Combined GFP + PI dye intensity profiles (left column) and the isolated PI dye intensity profiles (right column) along the depth of the ablated spheroid for a three of the spheroids seen in Fig. 4. The maximum one percent of PI dye intensities across each z-slice (slice width = 9.18 µm) were plotted and fit to the axial gaussian beam intensity profile described in Eq. (14). a) Z-profile of the GFP+PI intensity and isolated PI intensity along with the associated axial intensity fit for the spheroid starting at a depth of 200 µm.
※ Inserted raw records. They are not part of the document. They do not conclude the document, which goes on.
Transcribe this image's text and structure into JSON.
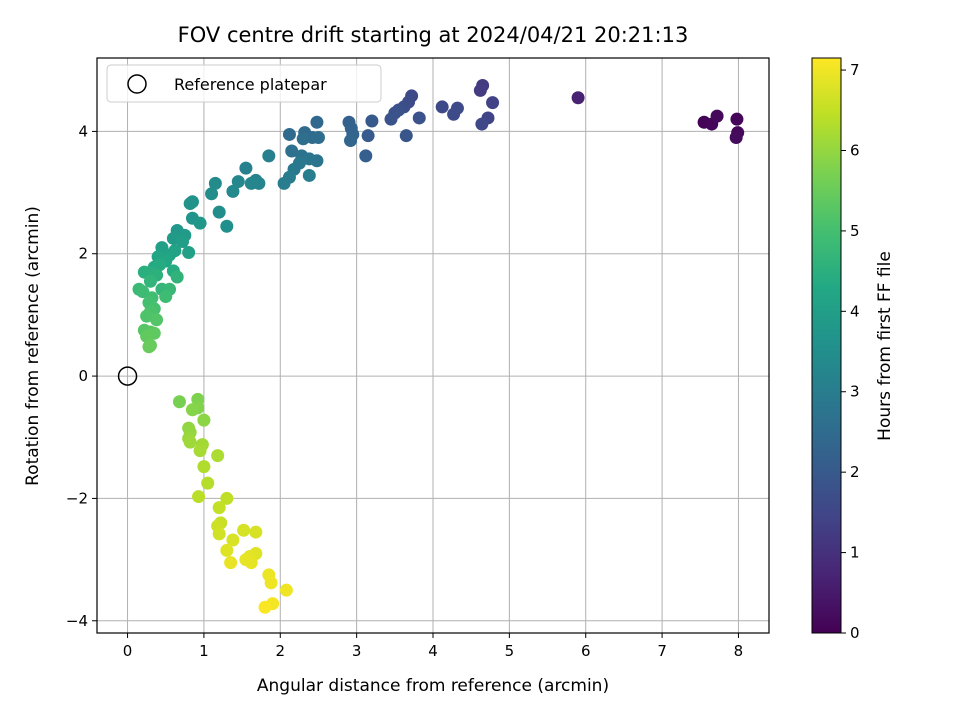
{
  "chart_data": {
    "type": "scatter",
    "title": "FOV centre drift starting at 2024/04/21 20:21:13",
    "xlabel": "Angular distance from reference (arcmin)",
    "ylabel": "Rotation from reference (arcmin)",
    "xlim": [
      -0.4,
      8.4
    ],
    "ylim": [
      -4.2,
      5.2
    ],
    "xticks": [
      0,
      1,
      2,
      3,
      4,
      5,
      6,
      7,
      8
    ],
    "yticks": [
      -4,
      -2,
      0,
      2,
      4
    ],
    "xtick_labels": [
      "0",
      "1",
      "2",
      "3",
      "4",
      "5",
      "6",
      "7",
      "8"
    ],
    "ytick_labels": [
      "−4",
      "−2",
      "0",
      "2",
      "4"
    ],
    "grid": true,
    "legend": {
      "position": "top-left",
      "entries": [
        "Reference platepar"
      ]
    },
    "reference_point": {
      "x": 0,
      "y": 0,
      "label": "Reference platepar"
    },
    "colorbar": {
      "label": "Hours from first FF file",
      "colormap": "viridis",
      "range": [
        0,
        7.15
      ],
      "ticks": [
        0,
        1,
        2,
        3,
        4,
        5,
        6,
        7
      ],
      "tick_labels": [
        "0",
        "1",
        "2",
        "3",
        "4",
        "5",
        "6",
        "7"
      ]
    },
    "points": [
      {
        "x": 7.55,
        "y": 4.15,
        "h": 0.05
      },
      {
        "x": 7.65,
        "y": 4.12,
        "h": 0.1
      },
      {
        "x": 7.72,
        "y": 4.25,
        "h": 0.15
      },
      {
        "x": 7.98,
        "y": 4.2,
        "h": 0.1
      },
      {
        "x": 7.99,
        "y": 3.98,
        "h": 0.15
      },
      {
        "x": 7.97,
        "y": 3.9,
        "h": 0.2
      },
      {
        "x": 5.9,
        "y": 4.55,
        "h": 0.7
      },
      {
        "x": 4.65,
        "y": 4.75,
        "h": 1.2
      },
      {
        "x": 4.62,
        "y": 4.67,
        "h": 1.25
      },
      {
        "x": 4.78,
        "y": 4.47,
        "h": 1.4
      },
      {
        "x": 4.72,
        "y": 4.22,
        "h": 1.45
      },
      {
        "x": 4.64,
        "y": 4.12,
        "h": 1.55
      },
      {
        "x": 4.12,
        "y": 4.4,
        "h": 1.6
      },
      {
        "x": 4.32,
        "y": 4.38,
        "h": 1.62
      },
      {
        "x": 4.27,
        "y": 4.28,
        "h": 1.65
      },
      {
        "x": 3.72,
        "y": 4.58,
        "h": 1.6
      },
      {
        "x": 3.68,
        "y": 4.48,
        "h": 1.65
      },
      {
        "x": 3.62,
        "y": 4.4,
        "h": 1.7
      },
      {
        "x": 3.55,
        "y": 4.35,
        "h": 1.75
      },
      {
        "x": 3.5,
        "y": 4.3,
        "h": 1.8
      },
      {
        "x": 3.82,
        "y": 4.22,
        "h": 1.8
      },
      {
        "x": 3.45,
        "y": 4.2,
        "h": 1.85
      },
      {
        "x": 3.65,
        "y": 3.93,
        "h": 1.9
      },
      {
        "x": 3.2,
        "y": 4.17,
        "h": 2.0
      },
      {
        "x": 3.15,
        "y": 3.93,
        "h": 2.05
      },
      {
        "x": 3.12,
        "y": 3.6,
        "h": 2.15
      },
      {
        "x": 2.9,
        "y": 4.15,
        "h": 2.2
      },
      {
        "x": 2.93,
        "y": 4.05,
        "h": 2.25
      },
      {
        "x": 2.95,
        "y": 3.95,
        "h": 2.3
      },
      {
        "x": 2.92,
        "y": 3.85,
        "h": 2.35
      },
      {
        "x": 2.48,
        "y": 4.15,
        "h": 2.4
      },
      {
        "x": 2.32,
        "y": 3.98,
        "h": 2.45
      },
      {
        "x": 2.42,
        "y": 3.9,
        "h": 2.5
      },
      {
        "x": 2.12,
        "y": 3.95,
        "h": 2.5
      },
      {
        "x": 2.5,
        "y": 3.9,
        "h": 2.55
      },
      {
        "x": 2.3,
        "y": 3.88,
        "h": 2.6
      },
      {
        "x": 2.15,
        "y": 3.68,
        "h": 2.65
      },
      {
        "x": 2.28,
        "y": 3.6,
        "h": 2.7
      },
      {
        "x": 2.48,
        "y": 3.52,
        "h": 2.75
      },
      {
        "x": 2.38,
        "y": 3.55,
        "h": 2.8
      },
      {
        "x": 2.25,
        "y": 3.48,
        "h": 2.85
      },
      {
        "x": 2.18,
        "y": 3.38,
        "h": 2.9
      },
      {
        "x": 2.12,
        "y": 3.25,
        "h": 2.95
      },
      {
        "x": 2.05,
        "y": 3.15,
        "h": 3.0
      },
      {
        "x": 2.38,
        "y": 3.28,
        "h": 3.0
      },
      {
        "x": 1.85,
        "y": 3.6,
        "h": 3.05
      },
      {
        "x": 1.55,
        "y": 3.4,
        "h": 3.1
      },
      {
        "x": 1.68,
        "y": 3.2,
        "h": 3.15
      },
      {
        "x": 1.72,
        "y": 3.15,
        "h": 3.2
      },
      {
        "x": 1.62,
        "y": 3.15,
        "h": 3.25
      },
      {
        "x": 1.45,
        "y": 3.18,
        "h": 3.3
      },
      {
        "x": 1.38,
        "y": 3.02,
        "h": 3.35
      },
      {
        "x": 1.15,
        "y": 3.15,
        "h": 3.4
      },
      {
        "x": 1.1,
        "y": 2.98,
        "h": 3.45
      },
      {
        "x": 1.2,
        "y": 2.68,
        "h": 3.5
      },
      {
        "x": 1.3,
        "y": 2.45,
        "h": 3.55
      },
      {
        "x": 0.85,
        "y": 2.85,
        "h": 3.6
      },
      {
        "x": 0.82,
        "y": 2.82,
        "h": 3.65
      },
      {
        "x": 0.85,
        "y": 2.58,
        "h": 3.7
      },
      {
        "x": 0.95,
        "y": 2.5,
        "h": 3.75
      },
      {
        "x": 0.65,
        "y": 2.38,
        "h": 3.8
      },
      {
        "x": 0.75,
        "y": 2.3,
        "h": 3.85
      },
      {
        "x": 0.6,
        "y": 2.25,
        "h": 3.9
      },
      {
        "x": 0.72,
        "y": 2.2,
        "h": 3.95
      },
      {
        "x": 0.45,
        "y": 2.1,
        "h": 4.0
      },
      {
        "x": 0.8,
        "y": 2.02,
        "h": 4.05
      },
      {
        "x": 0.62,
        "y": 2.05,
        "h": 4.1
      },
      {
        "x": 0.55,
        "y": 1.98,
        "h": 4.15
      },
      {
        "x": 0.4,
        "y": 1.95,
        "h": 4.2
      },
      {
        "x": 0.5,
        "y": 1.88,
        "h": 4.25
      },
      {
        "x": 0.35,
        "y": 1.78,
        "h": 4.3
      },
      {
        "x": 0.42,
        "y": 1.82,
        "h": 4.35
      },
      {
        "x": 0.6,
        "y": 1.72,
        "h": 4.4
      },
      {
        "x": 0.3,
        "y": 1.7,
        "h": 4.45
      },
      {
        "x": 0.22,
        "y": 1.7,
        "h": 4.5
      },
      {
        "x": 0.38,
        "y": 1.65,
        "h": 4.55
      },
      {
        "x": 0.65,
        "y": 1.62,
        "h": 4.6
      },
      {
        "x": 0.3,
        "y": 1.55,
        "h": 4.65
      },
      {
        "x": 0.45,
        "y": 1.42,
        "h": 4.7
      },
      {
        "x": 0.55,
        "y": 1.42,
        "h": 4.75
      },
      {
        "x": 0.15,
        "y": 1.42,
        "h": 4.8
      },
      {
        "x": 0.2,
        "y": 1.38,
        "h": 4.85
      },
      {
        "x": 0.5,
        "y": 1.3,
        "h": 4.9
      },
      {
        "x": 0.32,
        "y": 1.28,
        "h": 4.95
      },
      {
        "x": 0.28,
        "y": 1.2,
        "h": 5.0
      },
      {
        "x": 0.35,
        "y": 1.1,
        "h": 5.05
      },
      {
        "x": 0.3,
        "y": 1.05,
        "h": 5.1
      },
      {
        "x": 0.25,
        "y": 0.98,
        "h": 5.15
      },
      {
        "x": 0.38,
        "y": 0.92,
        "h": 5.2
      },
      {
        "x": 0.22,
        "y": 0.75,
        "h": 5.25
      },
      {
        "x": 0.3,
        "y": 0.72,
        "h": 5.3
      },
      {
        "x": 0.35,
        "y": 0.7,
        "h": 5.35
      },
      {
        "x": 0.25,
        "y": 0.65,
        "h": 5.4
      },
      {
        "x": 0.3,
        "y": 0.5,
        "h": 5.45
      },
      {
        "x": 0.28,
        "y": 0.48,
        "h": 5.5
      },
      {
        "x": 0.68,
        "y": -0.42,
        "h": 5.7
      },
      {
        "x": 0.92,
        "y": -0.38,
        "h": 5.75
      },
      {
        "x": 0.92,
        "y": -0.52,
        "h": 5.8
      },
      {
        "x": 0.85,
        "y": -0.55,
        "h": 5.85
      },
      {
        "x": 1.0,
        "y": -0.72,
        "h": 5.9
      },
      {
        "x": 0.8,
        "y": -0.85,
        "h": 5.95
      },
      {
        "x": 0.82,
        "y": -0.92,
        "h": 6.0
      },
      {
        "x": 0.8,
        "y": -1.02,
        "h": 6.05
      },
      {
        "x": 0.82,
        "y": -1.08,
        "h": 6.1
      },
      {
        "x": 0.98,
        "y": -1.12,
        "h": 6.15
      },
      {
        "x": 0.95,
        "y": -1.22,
        "h": 6.2
      },
      {
        "x": 1.18,
        "y": -1.3,
        "h": 6.25
      },
      {
        "x": 1.0,
        "y": -1.48,
        "h": 6.3
      },
      {
        "x": 1.05,
        "y": -1.75,
        "h": 6.35
      },
      {
        "x": 0.93,
        "y": -1.97,
        "h": 6.4
      },
      {
        "x": 1.3,
        "y": -2.0,
        "h": 6.45
      },
      {
        "x": 1.2,
        "y": -2.15,
        "h": 6.5
      },
      {
        "x": 1.22,
        "y": -2.4,
        "h": 6.55
      },
      {
        "x": 1.18,
        "y": -2.45,
        "h": 6.6
      },
      {
        "x": 1.2,
        "y": -2.58,
        "h": 6.65
      },
      {
        "x": 1.52,
        "y": -2.52,
        "h": 6.7
      },
      {
        "x": 1.68,
        "y": -2.55,
        "h": 6.72
      },
      {
        "x": 1.38,
        "y": -2.68,
        "h": 6.75
      },
      {
        "x": 1.3,
        "y": -2.85,
        "h": 6.8
      },
      {
        "x": 1.68,
        "y": -2.9,
        "h": 6.82
      },
      {
        "x": 1.6,
        "y": -2.95,
        "h": 6.85
      },
      {
        "x": 1.55,
        "y": -3.0,
        "h": 6.88
      },
      {
        "x": 1.62,
        "y": -3.05,
        "h": 6.9
      },
      {
        "x": 1.35,
        "y": -3.05,
        "h": 6.92
      },
      {
        "x": 1.85,
        "y": -3.25,
        "h": 6.95
      },
      {
        "x": 1.88,
        "y": -3.38,
        "h": 6.98
      },
      {
        "x": 2.08,
        "y": -3.5,
        "h": 7.0
      },
      {
        "x": 1.9,
        "y": -3.72,
        "h": 7.05
      },
      {
        "x": 1.8,
        "y": -3.78,
        "h": 7.1
      }
    ]
  }
}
This spheroid was subject to two planar ablation scans. b) Z-profile of the GFP+PI intensity and isolated PI intensity along with the associated axial intensity fit for the spheroid starting at a depth of 230 µm. This spheroid was subject to a single planar ablation scan. c) Z-profile of the GFP+PI intensity and isolated PI intensity along with the associated axial intensity fit for the spheroid starting at a depth of 370 µm. This spheroid was subject to two planar ablation scans.